Hambatan-hambatan Rattil
Secara garis besar hambatan-hambatan yang timbul di dalam melakukan rattil
dapat dibagi ke dalam dua jenis:
1.
Hambatan Psikologis
Hambatan Psikologis adalaha hambatan pertama dan utama. Hambatan ini timbul
dari sumber yang dikatakan oleh Hadits[3]
sebagai abawani; yang secara harfiah berarti “kedua orangtua”
(ibu-bapak) namun dalam kaitan dengan pembentukan iman istilah ini bisa berarti
“para senior” atau tepatnya berarti “para nara sumber ilmu”. Oknumnya tentu
bisa kerdua orangtua, para guru, teman, dan sebagainya; bahkan bisa berupa
media massa. Intinya si abawani inilah yang menyebabkan seseorang
menjadi berpandangan dan bersikap seperti Yahudi, atau Nasrani, atau Majusi.[4]
Masukan-masukan dari sumber Yahudi, Nasrani, dan Majusi itu dengan kata
lain berarti “berbagai ajaran yang berasal dari arbaban min dunillah”
(tuhan-tuhan selain Allah).
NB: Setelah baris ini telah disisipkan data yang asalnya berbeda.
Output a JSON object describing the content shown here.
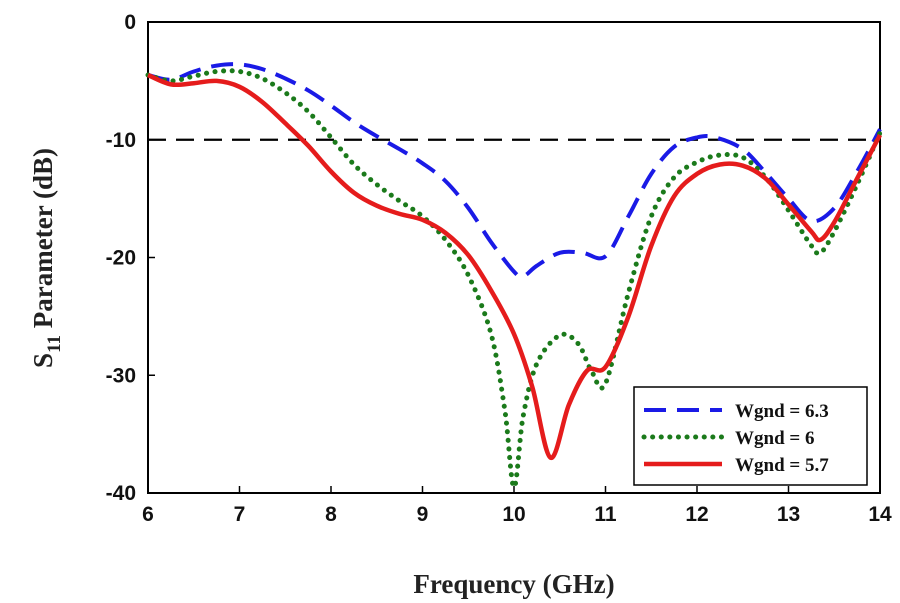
{
  "chart_data": {
    "type": "line",
    "xlabel": "Frequency (GHz)",
    "ylabel": {
      "prefix": "S",
      "subscript": "11",
      "suffix": " Parameter (dB)"
    },
    "xlim": [
      6,
      14
    ],
    "ylim": [
      -40,
      0
    ],
    "xticks": [
      6,
      7,
      8,
      9,
      10,
      11,
      12,
      13,
      14
    ],
    "yticks": [
      0,
      -10,
      -20,
      -30,
      -40
    ],
    "grid": false,
    "reference_line": {
      "y": -10,
      "style": "dashed",
      "color": "#000000"
    },
    "legend_position": "bottom-right",
    "series": [
      {
        "name": "Wgnd = 6.3",
        "color": "#1a1ae6",
        "style": "dashed",
        "x": [
          6.0,
          6.25,
          6.5,
          6.75,
          7.0,
          7.25,
          7.5,
          7.75,
          8.0,
          8.25,
          8.5,
          8.75,
          9.0,
          9.25,
          9.5,
          9.75,
          10.0,
          10.1,
          10.25,
          10.5,
          10.75,
          11.0,
          11.25,
          11.5,
          11.75,
          12.0,
          12.2,
          12.5,
          12.75,
          13.0,
          13.25,
          13.5,
          13.75,
          14.0
        ],
        "y": [
          -4.5,
          -4.9,
          -4.2,
          -3.7,
          -3.6,
          -4.0,
          -4.8,
          -5.8,
          -7.1,
          -8.5,
          -9.7,
          -10.8,
          -12.0,
          -13.5,
          -15.8,
          -18.7,
          -21.2,
          -21.6,
          -20.7,
          -19.6,
          -19.6,
          -19.9,
          -16.5,
          -12.9,
          -10.6,
          -9.8,
          -9.8,
          -10.8,
          -12.8,
          -15.0,
          -16.9,
          -15.8,
          -12.7,
          -9.1
        ]
      },
      {
        "name": "Wgnd = 6",
        "color": "#1b7a1b",
        "style": "dotted",
        "x": [
          6.0,
          6.25,
          6.5,
          6.75,
          7.0,
          7.25,
          7.5,
          7.75,
          8.0,
          8.25,
          8.5,
          8.75,
          9.0,
          9.25,
          9.5,
          9.75,
          9.9,
          10.0,
          10.1,
          10.25,
          10.5,
          10.7,
          10.85,
          11.0,
          11.25,
          11.5,
          11.75,
          12.0,
          12.25,
          12.5,
          12.75,
          13.0,
          13.25,
          13.35,
          13.5,
          13.75,
          14.0
        ],
        "y": [
          -4.5,
          -5.0,
          -4.6,
          -4.2,
          -4.2,
          -4.8,
          -6.0,
          -7.6,
          -9.8,
          -12.1,
          -13.8,
          -15.2,
          -16.5,
          -18.5,
          -21.5,
          -26.5,
          -33.0,
          -39.5,
          -33.5,
          -29.0,
          -26.6,
          -27.3,
          -29.7,
          -30.7,
          -23.0,
          -16.5,
          -13.2,
          -11.9,
          -11.3,
          -11.5,
          -13.2,
          -16.0,
          -19.0,
          -19.6,
          -17.8,
          -13.8,
          -9.4
        ]
      },
      {
        "name": "Wgnd = 5.7",
        "color": "#e51c1c",
        "style": "solid",
        "x": [
          6.0,
          6.25,
          6.5,
          6.75,
          7.0,
          7.25,
          7.5,
          7.75,
          8.0,
          8.25,
          8.5,
          8.75,
          9.0,
          9.25,
          9.5,
          9.75,
          10.0,
          10.2,
          10.4,
          10.6,
          10.8,
          11.0,
          11.25,
          11.5,
          11.75,
          12.0,
          12.25,
          12.5,
          12.75,
          13.0,
          13.25,
          13.35,
          13.5,
          13.75,
          14.0
        ],
        "y": [
          -4.5,
          -5.3,
          -5.2,
          -5.0,
          -5.5,
          -6.8,
          -8.6,
          -10.5,
          -12.7,
          -14.5,
          -15.6,
          -16.3,
          -16.8,
          -17.9,
          -19.8,
          -22.8,
          -26.5,
          -31.0,
          -37.0,
          -32.5,
          -29.6,
          -29.3,
          -25.0,
          -19.0,
          -14.8,
          -12.9,
          -12.1,
          -12.2,
          -13.3,
          -15.5,
          -17.8,
          -18.5,
          -17.0,
          -13.3,
          -9.6
        ]
      }
    ]
  }
}
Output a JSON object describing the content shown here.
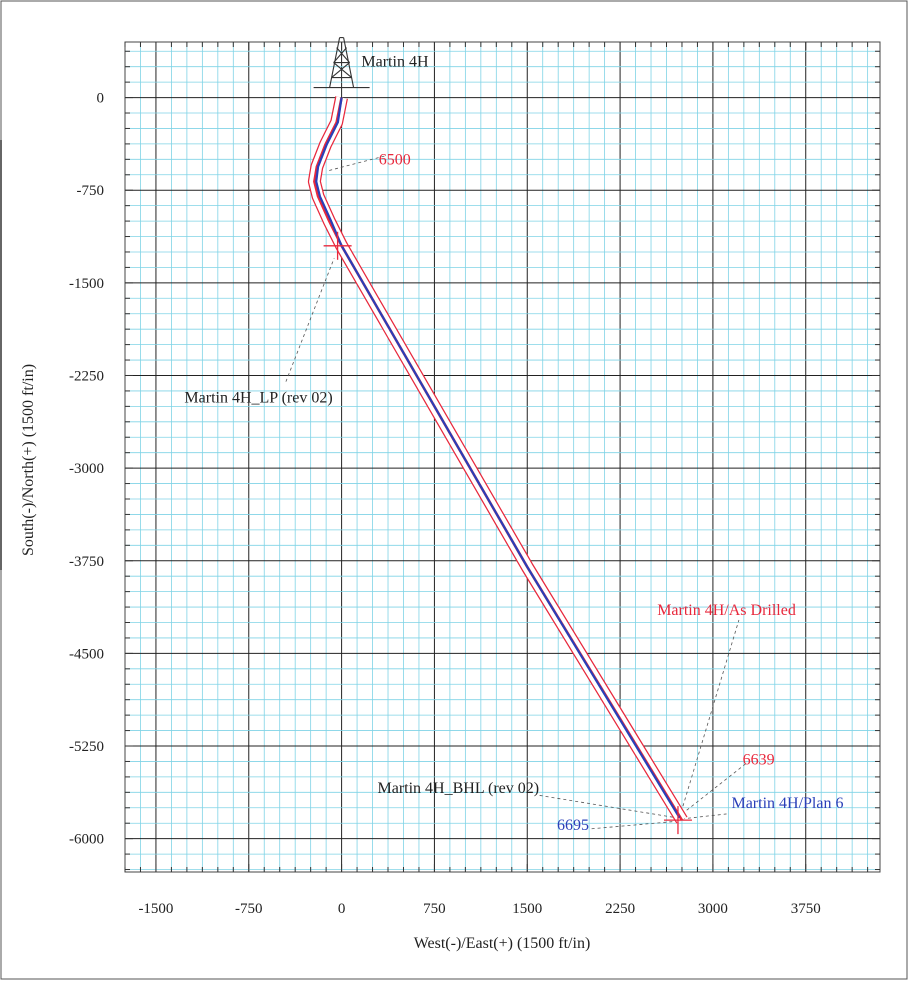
{
  "chart_data": {
    "type": "line",
    "xlabel": "West(-)/East(+) (1500 ft/in)",
    "ylabel": "South(-)/North(+) (1500 ft/in)",
    "xlim": [
      -1750,
      4350
    ],
    "ylim": [
      -6270,
      450
    ],
    "xticks": [
      -1500,
      -750,
      0,
      750,
      1500,
      2250,
      3000,
      3750
    ],
    "yticks": [
      0,
      -750,
      -1500,
      -2250,
      -3000,
      -3750,
      -4500,
      -5250,
      -6000
    ],
    "grid": true,
    "series": [
      {
        "name": "Martin 4H/As Drilled",
        "color": "#e8283c",
        "x": [
          0,
          -40,
          -130,
          -200,
          -220,
          -190,
          -100,
          0,
          1500,
          2750
        ],
        "y": [
          0,
          -200,
          -380,
          -560,
          -680,
          -800,
          -1000,
          -1200,
          -3800,
          -5850
        ]
      },
      {
        "name": "Martin 4H/Plan 6",
        "color": "#2a3fb8",
        "x": [
          0,
          -30,
          -120,
          -190,
          -205,
          -175,
          -85,
          0,
          1500,
          2730
        ],
        "y": [
          0,
          -200,
          -380,
          -560,
          -680,
          -800,
          -1000,
          -1200,
          -3800,
          -5830
        ]
      }
    ],
    "annotations": [
      {
        "text": "Martin 4H",
        "x": 160,
        "y": 250,
        "color": "#222222"
      },
      {
        "text": "6500",
        "x": 300,
        "y": -540,
        "color": "#e8283c"
      },
      {
        "text": "Martin 4H_LP (rev 02)",
        "x": -1270,
        "y": -2470,
        "color": "#222222"
      },
      {
        "text": "Martin 4H/As Drilled",
        "x": 2550,
        "y": -4190,
        "color": "#e8283c"
      },
      {
        "text": "6639",
        "x": 3240,
        "y": -5400,
        "color": "#e8283c"
      },
      {
        "text": "Martin 4H_BHL (rev 02)",
        "x": 290,
        "y": -5630,
        "color": "#222222"
      },
      {
        "text": "Martin 4H/Plan 6",
        "x": 3150,
        "y": -5750,
        "color": "#2a3fb8"
      },
      {
        "text": "6695",
        "x": 1740,
        "y": -5930,
        "color": "#2a3fb8"
      }
    ]
  }
}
Semua bisa secara bersama-sama atau terpisah,
merasuk ke dalam diri setiap orang, termasuk yang mengaku muslim. Bahkan ketika
Islam turun, bangsa Arab Quraisy yang mengaku sebagai penganut agama Ibrahim
itu ternyata dipengaruhi oleh ketiga ajaran tersebut. Barangkali karena itulah
dalam hadits tersebut Nabi menyebutkan ketiga agama itu sebagai sindiran atau
peringatan terhadap bangsa Arab, karena mungkin ketiga agama itulah yang
menjadi penghambat mereka untuk menerima Islam, di samping agama-agama khas
mereka sendiri.
Jadi hambatan psikologis dalam mengkaji Al-Qurãn timbul karena berbagai
ajaran yang telah mengakar dalam diri manusia, yang selanjutnya menyebabkan
mereka apriori, yaitu mempunyai kecenderungan untuk menjatuhkan penilaian
sebelum mengenal dengan baik, karena sebelumnya sudah punya ‘bekal’ dari sumber
lain, bukan dari sumber obyektif. Hambatan psikologis ini lebih berat daripada
hambatan teknis, karena kadang-kadang ia tampil sebagai kanker ganas, yang
sudah merusak segala jaringan kesadaran ilmiah.
2.
Hambatan teknis
Yang dimaksud hambatan teknis di sini adalah hambatan yang lebih bersifat
praktis, yaitu hambatan-hambatan yang dihadapi para calon pelaku rattil
yang menyadari dirinya tidak atau kurang memiliki ‘peralatan’ yang dibutuhkan.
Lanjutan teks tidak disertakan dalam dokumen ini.